Wednesday, February 01, 2017
Our Protestant Heritage
This year, 2017, marks the 500th anniversary of a world-changing declaration posted on a church door by a renegade Roman Catholic monk named Martin Luther. The 95 theses challenged the authority of the church and four years later Luther was excommunicated by special "diet" or assembly convened to address his apostasy. Luther then went into hiding for his own safety, but continued to spearhead the reform movement which was to become the breakaway Protestant church.
The magazine Christian History sent me an issue which is the third of a four-part series on the history of Protestantism. This particular issue is on one of the early reformers, John Calvin, who never met Luther, but forwarded the movement from Geneva, Switzerland, even though he was a Frenchman. It was illegal to be part of this reform movement in France, so Calvin moved to Geneva, supposedly temporarily but ultimately for more than twenty years.
Portrait by Titian
Calvin was a prodigious writer who is often credited or blamed, depending on your perspective, for what's called the Protestant work ethic. It's been suggested that Calvinist asceticism, which discouraged adornment, resulted in Switzerland being a centre for watchmaking because wearing a watch was one of the few permissible forms of jewelry.

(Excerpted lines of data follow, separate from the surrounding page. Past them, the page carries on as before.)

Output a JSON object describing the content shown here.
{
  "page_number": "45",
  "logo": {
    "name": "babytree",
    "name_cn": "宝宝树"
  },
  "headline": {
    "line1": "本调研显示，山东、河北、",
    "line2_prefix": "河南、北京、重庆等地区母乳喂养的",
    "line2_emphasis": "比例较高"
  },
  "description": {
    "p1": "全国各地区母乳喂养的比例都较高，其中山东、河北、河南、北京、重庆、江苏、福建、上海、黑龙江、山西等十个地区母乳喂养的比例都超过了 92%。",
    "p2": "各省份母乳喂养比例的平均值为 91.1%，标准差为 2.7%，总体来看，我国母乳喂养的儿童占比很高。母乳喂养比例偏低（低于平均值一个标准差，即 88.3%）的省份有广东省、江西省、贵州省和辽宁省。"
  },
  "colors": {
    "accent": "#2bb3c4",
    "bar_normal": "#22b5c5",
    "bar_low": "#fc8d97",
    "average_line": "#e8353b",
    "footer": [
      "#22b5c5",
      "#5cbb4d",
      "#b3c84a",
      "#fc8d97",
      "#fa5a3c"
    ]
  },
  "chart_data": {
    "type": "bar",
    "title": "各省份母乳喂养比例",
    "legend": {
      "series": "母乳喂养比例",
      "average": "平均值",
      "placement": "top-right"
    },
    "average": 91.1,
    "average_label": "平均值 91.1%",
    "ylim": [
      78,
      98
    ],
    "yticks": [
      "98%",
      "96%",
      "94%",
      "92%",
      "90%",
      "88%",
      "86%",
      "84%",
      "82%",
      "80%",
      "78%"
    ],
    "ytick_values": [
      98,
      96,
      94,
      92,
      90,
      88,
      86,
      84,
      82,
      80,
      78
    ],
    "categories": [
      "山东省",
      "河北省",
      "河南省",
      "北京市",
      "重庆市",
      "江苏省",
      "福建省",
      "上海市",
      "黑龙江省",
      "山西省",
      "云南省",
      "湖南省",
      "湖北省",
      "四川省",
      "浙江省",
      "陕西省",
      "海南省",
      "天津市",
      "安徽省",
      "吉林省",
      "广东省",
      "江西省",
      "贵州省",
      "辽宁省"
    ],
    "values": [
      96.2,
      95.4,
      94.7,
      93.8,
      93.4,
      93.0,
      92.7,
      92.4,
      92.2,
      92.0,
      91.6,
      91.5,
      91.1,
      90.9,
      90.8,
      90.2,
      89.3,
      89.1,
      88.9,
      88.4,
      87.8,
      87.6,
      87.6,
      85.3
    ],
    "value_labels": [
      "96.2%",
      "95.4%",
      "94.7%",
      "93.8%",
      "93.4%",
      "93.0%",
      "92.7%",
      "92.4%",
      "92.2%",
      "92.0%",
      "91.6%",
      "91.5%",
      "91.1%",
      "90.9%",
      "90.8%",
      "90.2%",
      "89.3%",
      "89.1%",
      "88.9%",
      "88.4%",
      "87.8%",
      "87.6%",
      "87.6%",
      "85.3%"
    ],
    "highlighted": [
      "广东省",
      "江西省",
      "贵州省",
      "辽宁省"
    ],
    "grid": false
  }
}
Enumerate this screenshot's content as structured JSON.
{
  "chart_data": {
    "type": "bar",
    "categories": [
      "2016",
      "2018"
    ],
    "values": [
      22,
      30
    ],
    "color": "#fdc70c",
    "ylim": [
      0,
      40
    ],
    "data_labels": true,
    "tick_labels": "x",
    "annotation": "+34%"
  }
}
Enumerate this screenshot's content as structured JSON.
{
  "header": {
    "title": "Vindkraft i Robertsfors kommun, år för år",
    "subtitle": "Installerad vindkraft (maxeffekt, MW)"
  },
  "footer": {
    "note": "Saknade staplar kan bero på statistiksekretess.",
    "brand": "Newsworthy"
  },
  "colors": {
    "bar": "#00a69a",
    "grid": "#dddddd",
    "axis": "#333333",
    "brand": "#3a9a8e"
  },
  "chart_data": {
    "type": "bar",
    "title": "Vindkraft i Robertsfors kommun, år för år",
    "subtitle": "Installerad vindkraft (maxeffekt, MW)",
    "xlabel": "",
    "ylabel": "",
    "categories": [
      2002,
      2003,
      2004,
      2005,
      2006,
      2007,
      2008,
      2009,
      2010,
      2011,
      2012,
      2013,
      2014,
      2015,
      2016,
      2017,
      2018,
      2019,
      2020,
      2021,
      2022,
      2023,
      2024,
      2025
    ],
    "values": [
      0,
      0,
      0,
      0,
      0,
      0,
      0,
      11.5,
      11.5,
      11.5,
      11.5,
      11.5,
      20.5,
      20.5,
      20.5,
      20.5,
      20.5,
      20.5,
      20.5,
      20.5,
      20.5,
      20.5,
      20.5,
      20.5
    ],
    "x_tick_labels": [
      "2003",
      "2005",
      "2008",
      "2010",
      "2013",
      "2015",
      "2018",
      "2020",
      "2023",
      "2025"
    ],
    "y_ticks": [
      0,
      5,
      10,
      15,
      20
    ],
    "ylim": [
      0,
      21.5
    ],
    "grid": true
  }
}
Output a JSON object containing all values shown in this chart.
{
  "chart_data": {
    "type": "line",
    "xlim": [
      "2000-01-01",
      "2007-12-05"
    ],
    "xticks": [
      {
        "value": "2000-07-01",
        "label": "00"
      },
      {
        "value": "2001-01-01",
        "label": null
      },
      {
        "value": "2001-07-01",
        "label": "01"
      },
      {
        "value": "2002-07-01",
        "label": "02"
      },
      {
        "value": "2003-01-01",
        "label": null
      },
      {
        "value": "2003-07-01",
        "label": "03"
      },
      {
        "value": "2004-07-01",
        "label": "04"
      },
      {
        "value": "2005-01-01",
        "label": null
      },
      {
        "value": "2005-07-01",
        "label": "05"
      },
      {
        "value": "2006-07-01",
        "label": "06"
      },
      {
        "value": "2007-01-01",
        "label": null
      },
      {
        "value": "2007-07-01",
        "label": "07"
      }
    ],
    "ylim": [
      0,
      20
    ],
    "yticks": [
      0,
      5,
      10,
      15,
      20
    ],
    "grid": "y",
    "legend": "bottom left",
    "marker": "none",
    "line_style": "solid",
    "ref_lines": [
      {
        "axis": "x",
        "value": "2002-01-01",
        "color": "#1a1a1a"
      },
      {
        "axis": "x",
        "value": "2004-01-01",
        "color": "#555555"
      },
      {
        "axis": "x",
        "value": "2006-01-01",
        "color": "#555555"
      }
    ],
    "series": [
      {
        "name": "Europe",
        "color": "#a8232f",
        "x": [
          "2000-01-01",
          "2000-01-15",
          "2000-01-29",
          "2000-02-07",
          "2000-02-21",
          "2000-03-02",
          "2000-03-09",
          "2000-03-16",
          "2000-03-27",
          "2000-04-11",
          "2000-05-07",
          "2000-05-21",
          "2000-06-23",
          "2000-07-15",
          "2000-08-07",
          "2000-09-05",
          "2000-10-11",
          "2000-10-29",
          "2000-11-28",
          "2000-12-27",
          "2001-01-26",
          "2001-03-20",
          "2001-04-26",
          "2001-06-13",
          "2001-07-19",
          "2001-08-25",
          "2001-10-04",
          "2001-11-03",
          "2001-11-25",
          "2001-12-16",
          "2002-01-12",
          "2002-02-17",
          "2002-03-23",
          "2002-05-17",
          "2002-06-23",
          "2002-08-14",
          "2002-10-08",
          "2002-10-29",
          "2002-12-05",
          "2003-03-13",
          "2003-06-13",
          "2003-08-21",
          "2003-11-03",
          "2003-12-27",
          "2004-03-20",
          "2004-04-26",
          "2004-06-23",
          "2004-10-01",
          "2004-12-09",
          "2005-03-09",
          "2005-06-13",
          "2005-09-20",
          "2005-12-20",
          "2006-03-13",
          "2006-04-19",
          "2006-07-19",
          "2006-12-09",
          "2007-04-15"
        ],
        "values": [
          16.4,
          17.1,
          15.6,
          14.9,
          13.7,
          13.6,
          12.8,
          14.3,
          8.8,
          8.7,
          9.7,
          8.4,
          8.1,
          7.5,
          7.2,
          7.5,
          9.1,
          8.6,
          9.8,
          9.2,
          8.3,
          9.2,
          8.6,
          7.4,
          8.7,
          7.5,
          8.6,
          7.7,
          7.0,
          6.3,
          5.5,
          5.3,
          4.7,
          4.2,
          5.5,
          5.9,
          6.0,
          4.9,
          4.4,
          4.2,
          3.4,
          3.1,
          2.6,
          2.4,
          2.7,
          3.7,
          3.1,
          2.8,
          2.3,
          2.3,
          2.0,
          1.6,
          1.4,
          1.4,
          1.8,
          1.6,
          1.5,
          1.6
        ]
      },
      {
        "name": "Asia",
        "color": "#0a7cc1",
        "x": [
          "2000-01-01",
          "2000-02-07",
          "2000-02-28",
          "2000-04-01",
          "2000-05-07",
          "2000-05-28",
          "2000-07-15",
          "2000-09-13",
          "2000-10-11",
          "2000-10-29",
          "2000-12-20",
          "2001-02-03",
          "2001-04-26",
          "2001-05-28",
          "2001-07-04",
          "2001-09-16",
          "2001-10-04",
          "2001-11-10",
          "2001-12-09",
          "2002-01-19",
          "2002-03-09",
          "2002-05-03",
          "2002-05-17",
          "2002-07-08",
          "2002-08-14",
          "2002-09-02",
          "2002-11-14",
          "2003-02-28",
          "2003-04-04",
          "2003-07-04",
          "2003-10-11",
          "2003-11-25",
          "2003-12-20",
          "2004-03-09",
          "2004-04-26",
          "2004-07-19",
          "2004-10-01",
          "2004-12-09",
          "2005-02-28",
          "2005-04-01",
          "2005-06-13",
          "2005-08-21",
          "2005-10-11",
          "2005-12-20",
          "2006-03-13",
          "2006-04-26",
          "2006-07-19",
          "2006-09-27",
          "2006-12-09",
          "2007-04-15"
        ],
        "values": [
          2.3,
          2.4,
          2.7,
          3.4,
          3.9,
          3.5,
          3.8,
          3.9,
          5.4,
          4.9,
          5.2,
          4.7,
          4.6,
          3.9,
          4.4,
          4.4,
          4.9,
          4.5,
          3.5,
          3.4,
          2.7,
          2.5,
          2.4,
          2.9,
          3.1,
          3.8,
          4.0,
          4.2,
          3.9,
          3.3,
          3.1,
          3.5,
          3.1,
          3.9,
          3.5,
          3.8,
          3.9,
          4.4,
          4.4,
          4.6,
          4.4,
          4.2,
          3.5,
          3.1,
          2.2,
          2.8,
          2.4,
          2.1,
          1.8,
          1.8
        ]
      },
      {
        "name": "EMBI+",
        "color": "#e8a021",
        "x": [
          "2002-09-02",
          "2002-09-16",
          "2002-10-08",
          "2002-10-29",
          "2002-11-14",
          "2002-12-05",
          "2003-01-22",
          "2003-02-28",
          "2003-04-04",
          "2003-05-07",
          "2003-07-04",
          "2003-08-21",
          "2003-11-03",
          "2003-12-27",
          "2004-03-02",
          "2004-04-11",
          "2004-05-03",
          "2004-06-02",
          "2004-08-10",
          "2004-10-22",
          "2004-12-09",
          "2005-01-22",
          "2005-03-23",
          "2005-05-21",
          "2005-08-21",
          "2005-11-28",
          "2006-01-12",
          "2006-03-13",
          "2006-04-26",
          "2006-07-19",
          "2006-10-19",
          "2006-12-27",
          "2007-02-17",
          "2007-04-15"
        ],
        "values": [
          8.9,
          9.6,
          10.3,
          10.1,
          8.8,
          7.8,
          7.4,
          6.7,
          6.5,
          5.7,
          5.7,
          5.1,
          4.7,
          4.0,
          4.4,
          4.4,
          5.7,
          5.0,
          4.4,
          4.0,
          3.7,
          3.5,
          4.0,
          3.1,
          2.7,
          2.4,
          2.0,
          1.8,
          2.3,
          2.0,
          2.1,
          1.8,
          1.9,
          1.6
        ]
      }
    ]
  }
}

His views on the sacrament of communion differed from Luther and while he felt that Christ was present in the Lord's Supper, it was not in a bodily way. He did agree with Luther on the emphasis on the grace of Christ in salvation.
Like Luther, Calvin loved the psalms and singing them, and he was convinced that catechetical or religious education should begin early in life. He was also thoughtful about God's revelation through the beauty of Creation: “There is not one blade of grass, there is no color in this world that is not intended to make us rejoice.”
My thanks to Christian History for making me aware of these issues on Protestantism. Take a look at the first three at https://www.christianhistoryinstitute.org/magazine/
Are you reasonably well informed on your Protestant heritage? Should we make more of a point in emphasizing our roots, or should we put our energy into ecumenism?